Here is how TileDB performs a (potentially concurrent with other reads and writes) read:

- It lists the array prefix to get the ok objects

- There are two cases:

1. The ok object is not there for some fragment. That fragment is completely ignored.

2. The ok object is there. Since TileDB writes the ok object last, all the data objects it wrote have been committed and are all visible with GET requests. TileDB reads the data objects only with GET requests (not ListObject requests). Due to S3’s read-after-write consistency model (https://docs.aws.amazon.com/AmazonS3/latest/dev/Introduction...), all those objects will be available for reading (now on all S3 regions) with GET and there will be no errors.

Therefore, TileDB follows the eventual consistency model of S3 without any errors and surprises. The user doesn't need to handle anything. Our customers have been using TileDB in production for a long time, storing hundreds of TBs of data on S3, and no consistency issue has ever come up.

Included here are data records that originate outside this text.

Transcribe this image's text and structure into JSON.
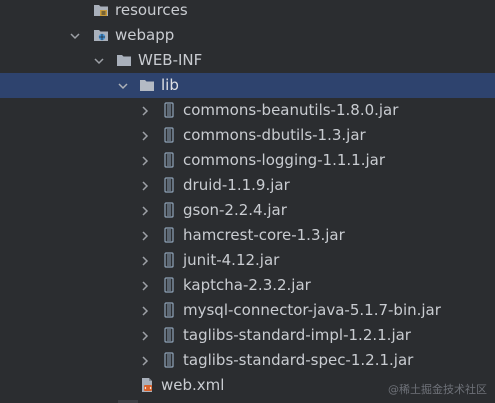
{
  "tree": {
    "resources": {
      "label": "resources",
      "icon": "resources-folder-icon"
    },
    "webapp": {
      "label": "webapp",
      "icon": "web-folder-icon"
    },
    "web_inf": {
      "label": "WEB-INF",
      "icon": "folder-icon"
    },
    "lib": {
      "label": "lib",
      "icon": "folder-icon"
    },
    "jars": [
      {
        "label": "commons-beanutils-1.8.0.jar"
      },
      {
        "label": "commons-dbutils-1.3.jar"
      },
      {
        "label": "commons-logging-1.1.1.jar"
      },
      {
        "label": "druid-1.1.9.jar"
      },
      {
        "label": "gson-2.2.4.jar"
      },
      {
        "label": "hamcrest-core-1.3.jar"
      },
      {
        "label": "junit-4.12.jar"
      },
      {
        "label": "kaptcha-2.3.2.jar"
      },
      {
        "label": "mysql-connector-java-5.1.7-bin.jar"
      },
      {
        "label": "taglibs-standard-impl-1.2.1.jar"
      },
      {
        "label": "taglibs-standard-spec-1.2.1.jar"
      }
    ],
    "web_xml": {
      "label": "web.xml",
      "icon": "xml-file-icon"
    }
  },
  "watermark": "@稀土掘金技术社区",
  "colors": {
    "background": "#2b2d30",
    "selection": "#2e436e",
    "text": "#c9ccd1",
    "folder": "#a9b0bb",
    "jar": "#8fa4b8"
  }
}
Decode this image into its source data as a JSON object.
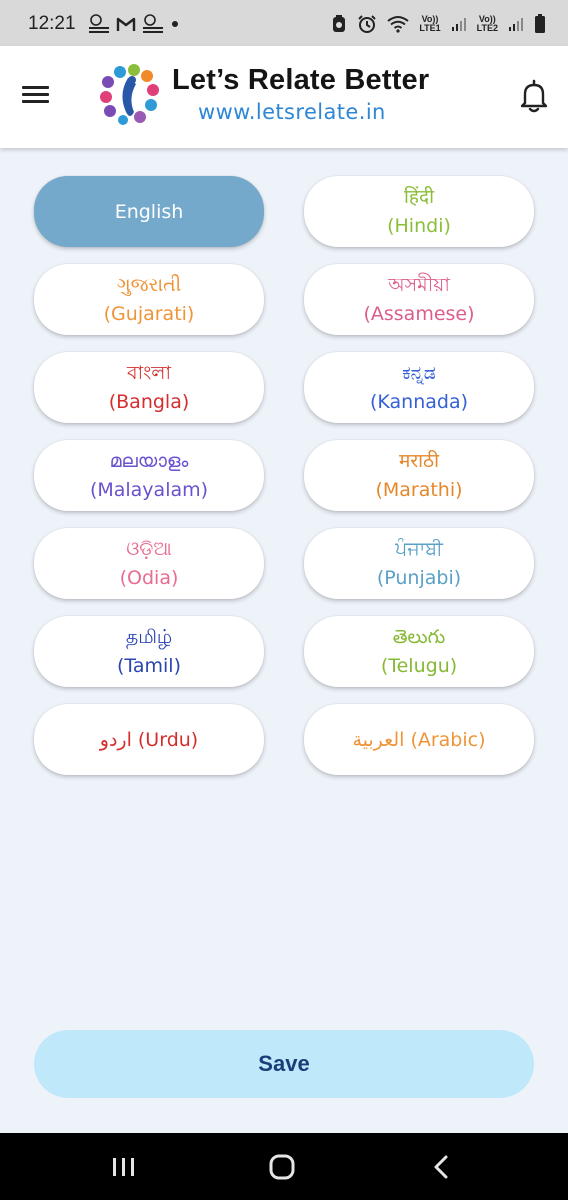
{
  "status_bar": {
    "time": "12:21",
    "left_icons": [
      "whatsapp-business-icon",
      "gmail-icon",
      "whatsapp-business-icon",
      "dot-icon"
    ],
    "right_icons": [
      "nfc-icon",
      "alarm-icon",
      "wifi-icon",
      "signal-icon",
      "signal-icon",
      "battery-icon"
    ],
    "sim1_label_top": "Vo))",
    "sim1_label_bottom": "LTE1",
    "sim2_label_top": "Vo))",
    "sim2_label_bottom": "LTE2"
  },
  "header": {
    "title": "Let’s Relate Better",
    "url": "www.letsrelate.in"
  },
  "languages": [
    {
      "native": "English",
      "english": "",
      "color": "#ffffff",
      "selected": true
    },
    {
      "native": "हिंदी",
      "english": "(Hindi)",
      "color": "#8bbe3a",
      "selected": false
    },
    {
      "native": "ગુજરાતી",
      "english": "(Gujarati)",
      "color": "#ef9438",
      "selected": false
    },
    {
      "native": "অসমীয়া",
      "english": "(Assamese)",
      "color": "#dc5d8c",
      "selected": false
    },
    {
      "native": "বাংলা",
      "english": "(Bangla)",
      "color": "#d42e2e",
      "selected": false
    },
    {
      "native": "ಕನ್ನಡ",
      "english": "(Kannada)",
      "color": "#3560d8",
      "selected": false
    },
    {
      "native": "മലയാളം",
      "english": "(Malayalam)",
      "color": "#6a52cf",
      "selected": false
    },
    {
      "native": "मराठी",
      "english": "(Marathi)",
      "color": "#e5882c",
      "selected": false
    },
    {
      "native": "ଓଡ଼ିଆ",
      "english": "(Odia)",
      "color": "#e96c8f",
      "selected": false
    },
    {
      "native": "ਪੰਜਾਬੀ",
      "english": "(Punjabi)",
      "color": "#5aa1c8",
      "selected": false
    },
    {
      "native": "தமிழ்",
      "english": "(Tamil)",
      "color": "#2946b0",
      "selected": false
    },
    {
      "native": "తెలుగు",
      "english": "(Telugu)",
      "color": "#86b935",
      "selected": false
    },
    {
      "native": "اردو (Urdu)",
      "english": "",
      "color": "#d42e2e",
      "selected": false
    },
    {
      "native": "العربية (Arabic)",
      "english": "",
      "color": "#ef9438",
      "selected": false
    }
  ],
  "save_label": "Save",
  "nav_bar": {
    "icons": [
      "recent-apps-icon",
      "home-icon",
      "back-icon"
    ]
  }
}
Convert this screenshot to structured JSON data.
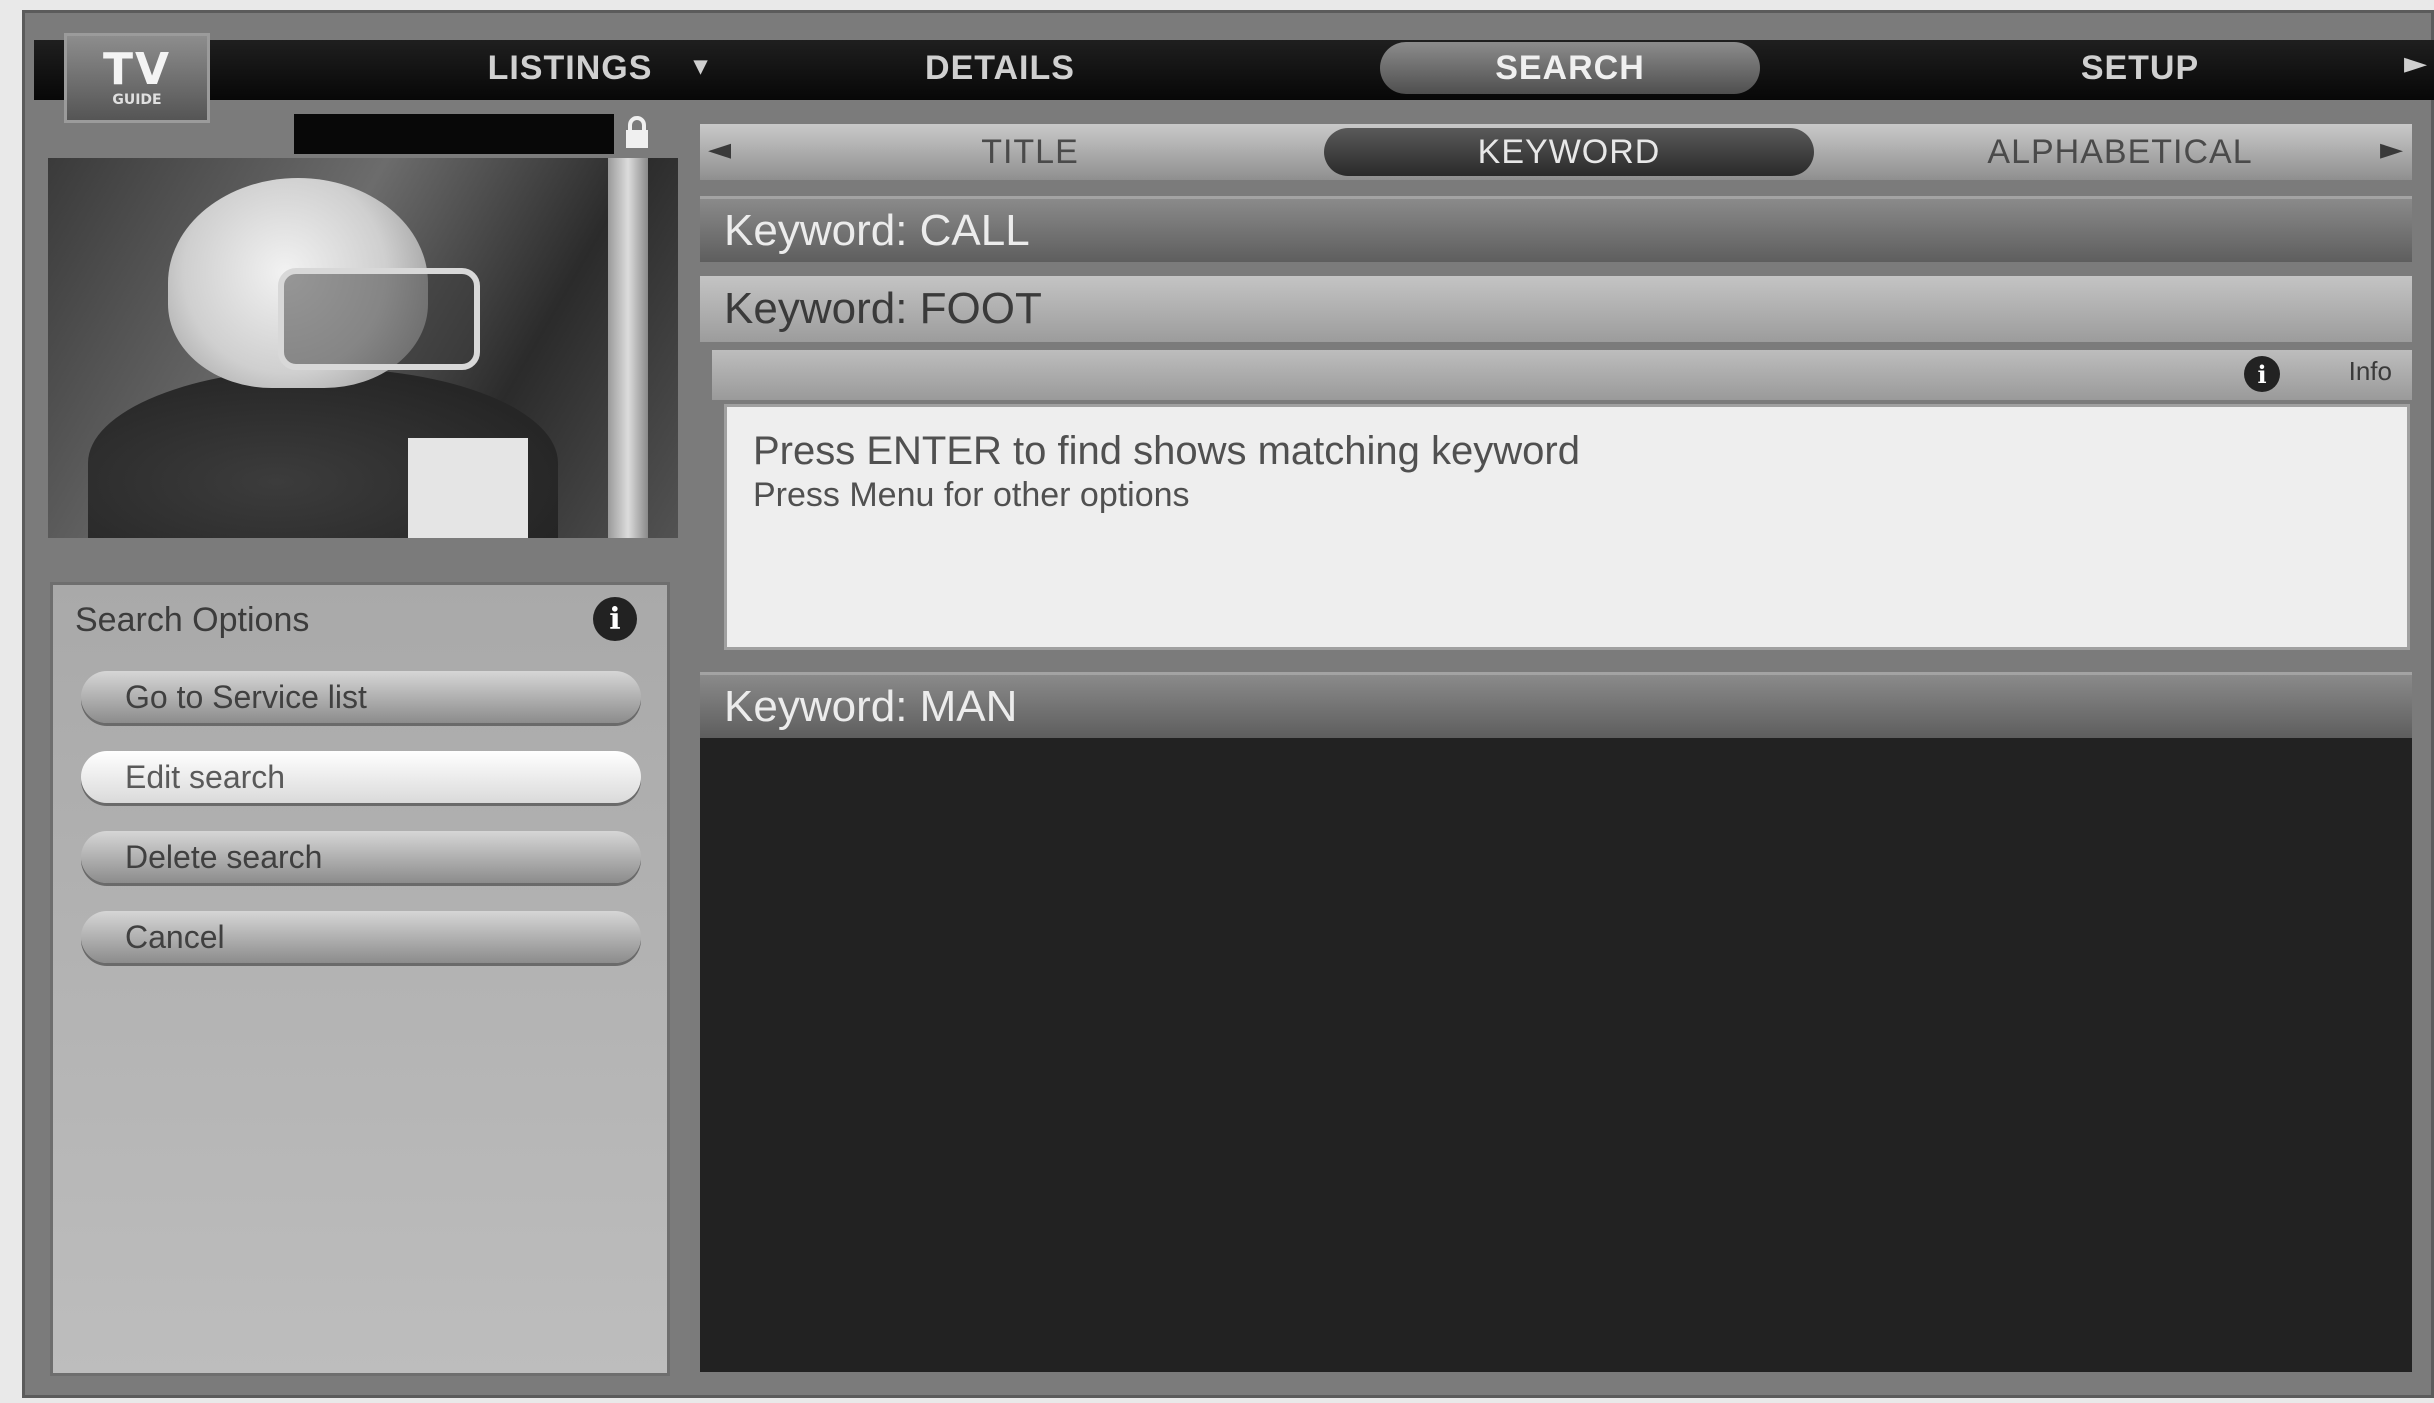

Summarizing, what xyzzy_plugh is raising here is that TileDB does not have ACID guarantees. And that is true (we never claimed the contrary) and intentional. We are building a transactional layer outside of the storage engine. The reason is that this transactional layer indeed needs to be a constantly running distributed service, whereas we want the TileDB storage engine to be embeddable and used without performance regression even by applications that do not need ACID (that is, the majority of our data science applications).